Trotz dieser Maßnahmen und des Faktes, dass die zehn Reichsten Prozent der Bevölkerung in Deutschland für 26 Prozent des CO2-Ausstoßes verantwortlich sind, besteht die Möglichkeit, dass die CO2-Steuer nicht 100%ig sozial gerecht ausgestaltet werden kannAllerdings halte ich es für unsinnig, das als Gegenargument für mehr Klimaschutz anzuführen. Denn erstens treffen gerade auch die Auswirkungen der Klimakrise vermehrt ärmere Menschen und zweitens müssen wir für mehr soziale Gerechtigkeit woanders ansetzen: bei einer Vermögenssteuer, höheren Mindestlöhnen oder kostenlosem Zugang zu Bildung. Luisa Neubauer hat es einmal so ausgedrückt: „Am Ende des Tages wird der Klimaschutz Einschnitte von uns verlangen. Die Zeit, in der wir die Sache easy hätten angehen können, haben wir längst verpasst.“

 

 

Die C02-Steuer trifft geringe Einkommen viel stärker 

von Paul Gruber

Grundsätzlich klingt eine CO2-Steuer ziemlich dystopisch. Diese Steuer stellt nichts anderes als eine Bepreisung von jeder ausgestoßenen Tonne CO2 dar. Es liegt nicht völlig fern, darin eine Ausweitung des kapitalistischen Marktes auf bisher noch nicht kapitalisierte Naturstoffe zu sehen. Die Idee, eine Marktlösung für den Klimawandel zu finden, ist nicht neu. Bereits der Handel mit Emissionszertifikaten stellt(e) eine solche Maßnahme dar. Die Hoffnung das eine kapitalistische Lösung den Klimawandel stoppen wird, ist eine Illusion. Der Kapitalismus mit seinem Wachstumszwang, seinem Hunger nach Ressourcen und seinen ungleichen Eigentumsverhältnissen ist schlichtweg einer der Hauptursachen für die sich zuspitzende Klimakrise.

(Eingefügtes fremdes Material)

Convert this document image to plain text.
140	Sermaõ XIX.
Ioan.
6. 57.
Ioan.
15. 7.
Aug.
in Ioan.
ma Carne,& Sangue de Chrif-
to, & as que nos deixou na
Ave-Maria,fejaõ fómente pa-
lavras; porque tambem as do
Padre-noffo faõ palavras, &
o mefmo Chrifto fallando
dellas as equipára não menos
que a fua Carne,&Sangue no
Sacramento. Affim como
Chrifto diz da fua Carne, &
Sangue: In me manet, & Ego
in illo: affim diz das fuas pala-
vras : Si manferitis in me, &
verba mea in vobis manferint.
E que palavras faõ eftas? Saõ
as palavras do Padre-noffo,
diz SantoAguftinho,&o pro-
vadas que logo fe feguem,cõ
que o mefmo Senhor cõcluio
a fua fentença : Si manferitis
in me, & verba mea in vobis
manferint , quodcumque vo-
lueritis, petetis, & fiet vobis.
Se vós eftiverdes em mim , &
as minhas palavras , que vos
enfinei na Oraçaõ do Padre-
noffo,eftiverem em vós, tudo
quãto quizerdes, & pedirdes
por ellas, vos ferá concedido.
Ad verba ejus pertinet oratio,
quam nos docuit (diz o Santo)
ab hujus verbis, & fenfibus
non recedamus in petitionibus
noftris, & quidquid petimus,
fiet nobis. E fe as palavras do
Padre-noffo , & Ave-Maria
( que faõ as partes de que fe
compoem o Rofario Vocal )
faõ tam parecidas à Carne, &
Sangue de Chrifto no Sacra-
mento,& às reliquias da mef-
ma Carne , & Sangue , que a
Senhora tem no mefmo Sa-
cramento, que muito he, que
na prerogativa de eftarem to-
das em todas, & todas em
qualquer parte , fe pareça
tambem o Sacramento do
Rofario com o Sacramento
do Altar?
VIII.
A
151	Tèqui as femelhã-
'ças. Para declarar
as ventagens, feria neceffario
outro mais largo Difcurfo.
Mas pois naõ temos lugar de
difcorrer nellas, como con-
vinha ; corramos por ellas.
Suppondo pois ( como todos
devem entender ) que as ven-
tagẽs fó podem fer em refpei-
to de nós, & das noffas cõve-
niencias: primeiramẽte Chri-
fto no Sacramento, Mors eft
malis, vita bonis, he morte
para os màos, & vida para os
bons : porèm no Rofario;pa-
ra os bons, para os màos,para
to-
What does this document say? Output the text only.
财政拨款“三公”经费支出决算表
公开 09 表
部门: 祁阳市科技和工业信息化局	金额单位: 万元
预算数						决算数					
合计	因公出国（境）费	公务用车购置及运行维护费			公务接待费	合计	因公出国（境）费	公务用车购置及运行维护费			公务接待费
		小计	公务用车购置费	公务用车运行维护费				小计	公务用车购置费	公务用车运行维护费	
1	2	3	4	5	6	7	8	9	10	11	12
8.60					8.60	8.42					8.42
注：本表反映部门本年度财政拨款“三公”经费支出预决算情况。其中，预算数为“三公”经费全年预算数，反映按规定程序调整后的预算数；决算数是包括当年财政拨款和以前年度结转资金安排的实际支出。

Die Forderung nach einer CO2-Steuer geht mit Konsumkritik einher und ist von der Annahme geprägt, dass uns die Veränderung der individuellen Konsumentscheidungen vor der Klimakatastrophe retten werden. Das Gegenteil ist der Fall.  Konzerne,  Vermögende und Besserverdienende tragen wesentlich stärker als die Durchschnittsbevölkerung zur Klimaerwärmung bei. Die Abschaltung der sechs ältesten Kohlekraftwerke in Deutschland würde soviel CO2 einsparen wie der gesamte Autoverkehr.

Wer die Treibhausgasemissionen wirksam senken will, muss die entsprechenden Strukturen radikal verändern: Verkehrswende, Energiewende und Agrarwende verlangen einen schnellen Ausstieg aus der Kohle und einen kostenlosen öffentlichen Nahverkehr, der massiv ausgebaut werden muss. Wenn wir den Klimawandel stoppen wollen, muss die Macht der fossilen Energiekonzerne, der Automobilindustrie und der Agrarlobby gebrochen werden, statt ihre Produkte lediglich teurer zu machen.

Am Ende trifft die CO2-Steuer alle Menschen. Auch diejenigen, die wegen fehlender Bus- und Bahnanbindungen dazu gezwungen sind, mit dem Auto zur Lohnarbeit zu fahren. Das wird sich auch nicht von heute auf morgen radikal ändern. Eine CO2-Steuer wäre dann aber trotzdem fällig. Besonders Menschen mit geringem Einkommen wären viel stärker davon betroffen als Reiche. Eine sozial gerechte Klimapolitik sollte daher eher für ökologische Ordnungspolitik, Vergesellschaftung und strukturelle Veränderungen plädieren.